SINGARAJA, The East Indonesia – Satu keluarga di Desa Pemaron, Kecamatan Buleleng terkonfirmasi positif covid-19. Kasus ini trejadi karena sebelumnya mereka sempat melakukan kontak dengan pasien covid-19 lainnya. Kasus ini menjadi tambahan klaster keluarga yang terjadi di Kabupaten Buleleng.

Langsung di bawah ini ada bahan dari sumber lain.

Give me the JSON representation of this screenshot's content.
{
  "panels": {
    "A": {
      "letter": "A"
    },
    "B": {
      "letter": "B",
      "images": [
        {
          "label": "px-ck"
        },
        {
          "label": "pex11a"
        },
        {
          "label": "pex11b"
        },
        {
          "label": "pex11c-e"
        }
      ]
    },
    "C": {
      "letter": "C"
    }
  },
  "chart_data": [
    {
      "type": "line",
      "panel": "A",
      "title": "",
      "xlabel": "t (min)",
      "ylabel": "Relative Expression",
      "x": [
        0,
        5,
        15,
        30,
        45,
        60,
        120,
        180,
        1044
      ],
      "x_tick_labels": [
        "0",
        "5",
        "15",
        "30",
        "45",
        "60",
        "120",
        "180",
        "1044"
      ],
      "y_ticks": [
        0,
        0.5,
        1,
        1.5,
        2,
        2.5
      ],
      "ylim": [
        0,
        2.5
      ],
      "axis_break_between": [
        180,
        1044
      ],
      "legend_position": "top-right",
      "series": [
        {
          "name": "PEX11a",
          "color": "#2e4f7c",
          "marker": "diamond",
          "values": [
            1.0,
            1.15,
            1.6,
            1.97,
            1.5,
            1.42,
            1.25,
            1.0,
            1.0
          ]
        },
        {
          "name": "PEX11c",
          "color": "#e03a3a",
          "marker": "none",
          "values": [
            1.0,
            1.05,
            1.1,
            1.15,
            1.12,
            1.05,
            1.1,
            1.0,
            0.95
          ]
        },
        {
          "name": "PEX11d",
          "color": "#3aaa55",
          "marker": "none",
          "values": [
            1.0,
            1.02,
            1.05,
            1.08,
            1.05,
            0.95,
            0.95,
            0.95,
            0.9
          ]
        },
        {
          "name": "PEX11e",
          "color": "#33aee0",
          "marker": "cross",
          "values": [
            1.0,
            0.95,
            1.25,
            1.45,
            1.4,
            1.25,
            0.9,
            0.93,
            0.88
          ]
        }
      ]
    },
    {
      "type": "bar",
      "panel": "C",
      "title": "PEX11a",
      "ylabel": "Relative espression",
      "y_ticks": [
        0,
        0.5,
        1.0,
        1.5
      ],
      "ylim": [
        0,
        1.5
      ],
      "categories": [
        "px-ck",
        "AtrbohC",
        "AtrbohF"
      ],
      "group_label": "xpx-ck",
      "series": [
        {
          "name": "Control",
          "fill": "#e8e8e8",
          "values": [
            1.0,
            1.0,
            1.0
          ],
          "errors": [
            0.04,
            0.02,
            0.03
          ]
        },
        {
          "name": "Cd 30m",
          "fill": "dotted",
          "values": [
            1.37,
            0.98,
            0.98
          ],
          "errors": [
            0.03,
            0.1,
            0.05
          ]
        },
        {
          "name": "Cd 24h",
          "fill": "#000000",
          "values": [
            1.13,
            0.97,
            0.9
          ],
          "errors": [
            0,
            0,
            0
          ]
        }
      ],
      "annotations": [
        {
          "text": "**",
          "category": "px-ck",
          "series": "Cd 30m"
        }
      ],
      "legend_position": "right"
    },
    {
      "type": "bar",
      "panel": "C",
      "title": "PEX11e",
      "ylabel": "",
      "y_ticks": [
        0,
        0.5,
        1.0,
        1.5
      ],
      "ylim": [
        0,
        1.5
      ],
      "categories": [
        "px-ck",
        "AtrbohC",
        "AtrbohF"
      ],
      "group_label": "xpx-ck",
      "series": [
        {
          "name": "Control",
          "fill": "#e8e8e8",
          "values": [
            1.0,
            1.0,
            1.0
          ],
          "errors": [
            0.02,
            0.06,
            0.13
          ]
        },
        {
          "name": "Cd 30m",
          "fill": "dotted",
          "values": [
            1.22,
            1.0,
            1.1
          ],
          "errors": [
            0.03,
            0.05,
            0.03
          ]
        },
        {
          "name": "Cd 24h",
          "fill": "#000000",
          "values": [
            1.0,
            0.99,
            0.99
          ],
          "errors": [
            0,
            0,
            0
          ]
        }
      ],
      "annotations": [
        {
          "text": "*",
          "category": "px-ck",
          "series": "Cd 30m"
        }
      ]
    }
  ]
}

Sekda Buleleng selaku Sekretaris Satgas Penanganan Covid-19 Buleleng, Gede Suyasa saat dikonfirmasi Kamis (21/1) mengatakan ada lima orang dalam satu keluarga di Desa Pemaron yang terkonfirmasi covid-19. Disamping itu juga ada dua kasus lainnya yang berasal dari Kecamatan Buleleng. Tiga kasus terjadi di Kecamatan Sukasada, satu kasus di Kecamatan Gerokgak. Dua kasus di Kecamatan Banjar, serta satu kasus di Kecamatan Kubutambahan. Sehingga kasus baru yang terjadi di Kabupaten Buleleng bertambah sebanyak 15 orang. “ dari 15 orang yang terkonfirmasi baru tersebut, ada lima orang diantaranya merupakan klaster keluarga dari Desa Pemaron. Mereka terpapar karena sempat kontak erat dengan pasien covid lainnya. “ ungkap Suyasa.
Suyasa juga mengaku penularan di lingkungan keluarga sangat tinggi di Buleleng. Untuk itu dirinya menghimbau kepada masyarakat untuk disiplin dalam penerapan protokol kesehatan meskipun berada di dalam rumah. Disamping itu jika masyarakat yang sudah merasa memiliki gejala agar segera melaporkan diri ke petugas kesehatan untuk segera dirapid test antigen atau swab tes, sehingga virus tidak meluas dan menyebar ke anggota keluarga lainnya. “ kasus di Buleleng, satu persennya merupakan import case dan sisanya 98,5 persen merupakan transmisi lokal dan itu sebagian besar merupakan klaster keluarga.” Jelasnya.
Pada kamis ini terdapat penambahan 14 pasien yang dinyatakan sembuh. Sementara sisa pasien covid yang masih menjalani perawatan berjumlah 126 orang. 91 orang diantaranya di rawat di sejumlah rumah sakit. 29 orang menjalani isolasi di tiga hotel yang ada di Denpasar, dan enam orang lainnya menjalani isolasi mandiri di rumah.